Brian Shaw’s coaching philosophy is all about keeping it real
MANILA, Philippines—Brian Shaw always held that mentor role in his career, be it as an active player or an assistant coach.
He wasn’t a star by all means with his biggest individual accomplishment being named to the 1989 All-Rookie Team, but it was his selfless act that made him an NBA three-time champion.
Now the coach of the NBA G League Select Team, Shaw said that he’s embarking on a new journey in his coaching career but all that starts the same way and that’s “keeping it real.”

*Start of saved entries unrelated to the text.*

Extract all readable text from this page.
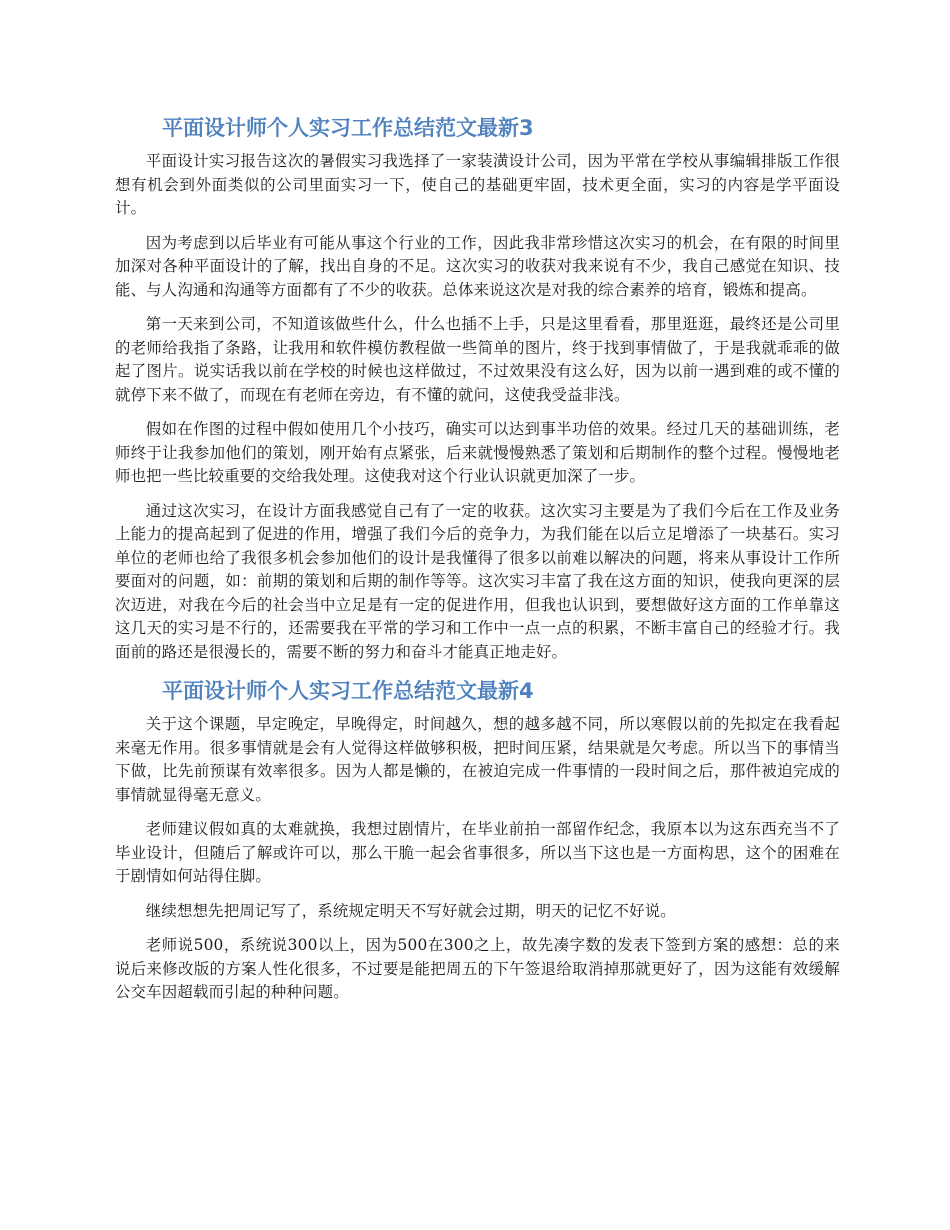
平面设计师个人实习工作总结范文最新3

平面设计实习报告这次的暑假实习我选择了一家装潢设计公司，因为平常在学校从事编辑排版工作很想有机会到外面类似的公司里面实习一下，使自己的基础更牢固，技术更全面，实习的内容是学平面设计。

因为考虑到以后毕业有可能从事这个行业的工作，因此我非常珍惜这次实习的机会，在有限的时间里加深对各种平面设计的了解，找出自身的不足。这次实习的收获对我来说有不少，我自己感觉在知识、技能、与人沟通和沟通等方面都有了不少的收获。总体来说这次是对我的综合素养的培育，锻炼和提高。

第一天来到公司，不知道该做些什么，什么也插不上手，只是这里看看，那里逛逛，最终还是公司里的老师给我指了条路，让我用和软件模仿教程做一些简单的图片，终于找到事情做了，于是我就乖乖的做起了图片。说实话我以前在学校的时候也这样做过，不过效果没有这么好，因为以前一遇到难的或不懂的就停下来不做了，而现在有老师在旁边，有不懂的就问，这使我受益非浅。

假如在作图的过程中假如使用几个小技巧，确实可以达到事半功倍的效果。经过几天的基础训练，老师终于让我参加他们的策划，刚开始有点紧张，后来就慢慢熟悉了策划和后期制作的整个过程。慢慢地老师也把一些比较重要的交给我处理。这使我对这个行业认识就更加深了一步。

通过这次实习，在设计方面我感觉自己有了一定的收获。这次实习主要是为了我们今后在工作及业务上能力的提高起到了促进的作用，增强了我们今后的竞争力，为我们能在以后立足增添了一块基石。实习单位的老师也给了我很多机会参加他们的设计是我懂得了很多以前难以解决的问题，将来从事设计工作所要面对的问题，如：前期的策划和后期的制作等等。这次实习丰富了我在这方面的知识，使我向更深的层次迈进，对我在今后的社会当中立足是有一定的促进作用，但我也认识到，要想做好这方面的工作单靠这这几天的实习是不行的，还需要我在平常的学习和工作中一点一点的积累，不断丰富自己的经验才行。我面前的路还是很漫长的，需要不断的努力和奋斗才能真正地走好。

平面设计师个人实习工作总结范文最新4

关于这个课题，早定晚定，早晚得定，时间越久，想的越多越不同，所以寒假以前的先拟定在我看起来毫无作用。很多事情就是会有人觉得这样做够积极，把时间压紧，结果就是欠考虑。所以当下的事情当下做，比先前预谋有效率很多。因为人都是懒的，在被迫完成一件事情的一段时间之后，那件被迫完成的事情就显得毫无意义。

老师建议假如真的太难就换，我想过剧情片，在毕业前拍一部留作纪念，我原本以为这东西充当不了毕业设计，但随后了解或许可以，那么干脆一起会省事很多，所以当下这也是一方面构思，这个的困难在于剧情如何站得住脚。

继续想想先把周记写了，系统规定明天不写好就会过期，明天的记忆不好说。

老师说500，系统说300以上，因为500在300之上，故先凑字数的发表下签到方案的感想：总的来说后来修改版的方案人性化很多，不过要是能把周五的下午签退给取消掉那就更好了，因为这能有效缓解公交车因超载而引起的种种问题。
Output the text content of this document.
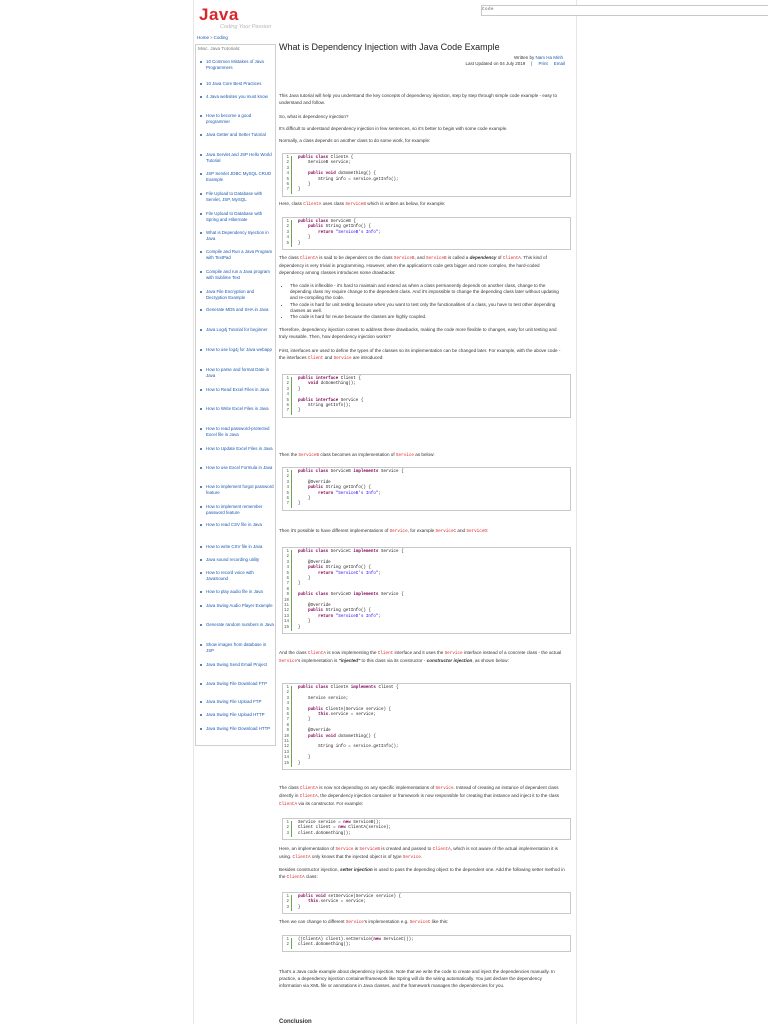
Code
Java
Coding Your Passion
Home>Coding
Misc. Java Tutorials:
10 Common Mistakes of Java Programmers
10 Java Core Best Practices
4 Java websites you must know
How to become a good programmer
Java Getter and Setter Tutorial
Java Servlet and JSP Hello World Tutorial
JSP Servlet JDBC MySQL CRUD Example
File Upload to Database with Servlet, JSP, MySQL
File Upload to Database with Spring and Hibernate
What is Dependency Injection in Java
Compile and Run a Java Program with TextPad
Compile and run a Java program with Sublime Text
Java File Encryption and Decryption Example
Generate MD5 and SHA in Java
Java Log4j Tutorial for beginner
How to use log4j for Java webapp
How to parse and format Date in Java
How to Read Excel Files in Java
How to Write Excel Files in Java
How to read password-protected Excel file in Java
How to Update Excel Files in Java
How to use Excel Formula in Java
How to implement forgot password feature
How to implement remember password feature
How to read CSV file in Java
How to write CSV file in Java
Java sound recording utility
How to record voice with JavaSound
How to play audio file in Java
Java Swing Audio Player Example
Generate random numbers in Java
Show images from database in JSP
Java Swing Send Email Project
Java Swing File Download FTP
Java Swing File Upload FTP
Java Swing File Upload HTTP
Java Swing File Download HTTP
What is Dependency Injection with Java Code Example
Written by Nam Ha Minh
Last Updated on 04 July 2019 | Print Email
This Java tutorial will help you understand the key concepts of dependency injection, step by step through simple code example - easy to understand and follow.
So, what is dependency injection?
It's difficult to understand dependency injection in few sentences, so it's better to begin with some code example.
Normally, a class depends on another class to do some work, for example:
1 public class ClientA {
2    ServiceB service;
3
4	public void doSomething() {
5        String info = service.getInfo();
6    }
7 }
Here, class ClientA uses class ServiceB which is written as below, for example:
1 public class ServiceB {
2	public String getInfo() {
3	return "ServiceB's Info";
4    }
5 }
The class ClientA is said to be dependent on the class ServiceB, and ServiceB is called a dependency of ClientA. This kind of dependency is very trivial in programming. However, when the application's code gets bigger and more complex, the hard-coded dependency among classes introduces some drawbacks:
• The code is inflexible - it's hard to maintain and extend as when a class permanently depends on another class, change to the depending class my require change to the dependent class. And it's impossible to change the depending class later without updating and re-compiling the code.
• The code is hard for unit testing because when you want to test only the functionalities of a class, you have to test other depending classes as well.
• The code is hard for reuse because the classes are highly coupled.
Therefore, dependency injection comes to address these drawbacks, making the code more flexible to changes, easy for unit testing and truly reusable. Then, how dependency injection works?
First, interfaces are used to define the types of the classes so its implementation can be changed later. For example, with the above code - the interfaces Client and Service are introduced:
1 public interface Client {
2	void doSomething();
3 }
4
5 public interface Service {
6    String getInfo();
7 }
Then the ServiceB class becomes an implementation of Service as below:
1 public class ServiceB implements Service {
2
3    @Override
4	public String getInfo() {
5	return "ServiceB's Info";
6    }
7 }
Then it's possible to have different implementations of Service, for example ServiceC and ServiceD:
1 public class ServiceC implements Service {
2
3    @Override
4	public String getInfo() {
5	return "ServiceC's Info";
6    }
7 }
8
9 public class ServiceD implements Service {
10
11    @Override
12	public String getInfo() {
13	return "ServiceD's Info";
14    }
15 }
And the class ClientA is now implementing the Client interface and it uses the Service interface instead of a concrete class - the actual Service's implementation is "injected" to this class via its constructor - constructor injection, as shown below:
1 public class ClientA implements Client {
2
3    Service service;
4
5	public ClientA(Service service) {
6	this.service = service;
7    }
8
9    @Override
10	public void doSomething() {
11
12        String info = service.getInfo();
13
14    }
15 }
The class ClientA is now not depending on any specific implementations of Service. Instead of creating an instance of dependent class directly in ClientA, the dependency injection container or framework is now responsible for creating that instance and inject it to the class ClientA via its constructor. For example:
1 Service service = new ServiceB();
2 Client client = new ClientA(service);
3 client.doSomething();
Here, an implementation of Service is ServiceB is created and passed to ClientA, which is not aware of the actual implementation it is using. ClientA only knows that the injected object is of type Service.
Besides constructor injection, setter injection is used to pass the depending object to the dependent one. Add the following setter method in the ClientA class:
1 public void setService(Service service) {
2	this.service = service;
3 }
Then we can change to different Service's implementation e.g. ServiceC like this:
1 ((ClientA) client).setService(new ServiceC());
2 client.doSomething();
That's a Java code example about dependency injection. Note that we write the code to create and inject the dependencies manually. In practice, a dependency injection container/framework like Spring will do the wiring automatically. You just declare the dependency information via XML file or annotations in Java classes, and the framework manages the dependencies for you.
Conclusion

“With the players I’ve coached, there’s always been this mutual respect and I always keep it real with them,” said Shaw during a Zoom press conference for NBA Republika Playoffs Thursday.
“I tell them the truth whether they like to hear it or not but they respect me for that.”
Shaw was already a close voice to Shaquille O’Neal from 1994 to 1996 in Orlando despite being just six years older than the fun-loving center.
He then had the same role when he was reunited with O’Neal and became a teammate of Kobe Bryant’s in Los Angeles during the Lakers’ three-peat run from 2000 to 2002.
Becoming that calming and mature voice, however, stemmed from a difficult start to his NBA career.
Shaw was the death of a close friend and teammate of Reggie Lewis in 1993, changing his life forever.
“In the 32 years that I’ve been in the NBA, I’ve experienced a lot of things from death and dying in my family and with my teammates like Reggie Lewis in Boston,” said Shaw. “I’ve been involved with it one way or another and when I share stories they [the players] feel that it’s real and that I’m not just saying this or that.”
“I’ve experienced it [my stories] and it makes me establish a better relationship with them.”
Shaw said that it’s this honesty that he has displayed with his players that has made him a constant presence in their lives.
Before becoming the Select Team coach, Shaw had been an assistant with the Lakers, Indiana Pacers, and the Denver Nuggets becoming one of the NBA’s most respected deputies.
“Now there are a ton of guys who call me all the time that I used to coach,” said Shaw. “That’s the biggest takeaway from coaching.”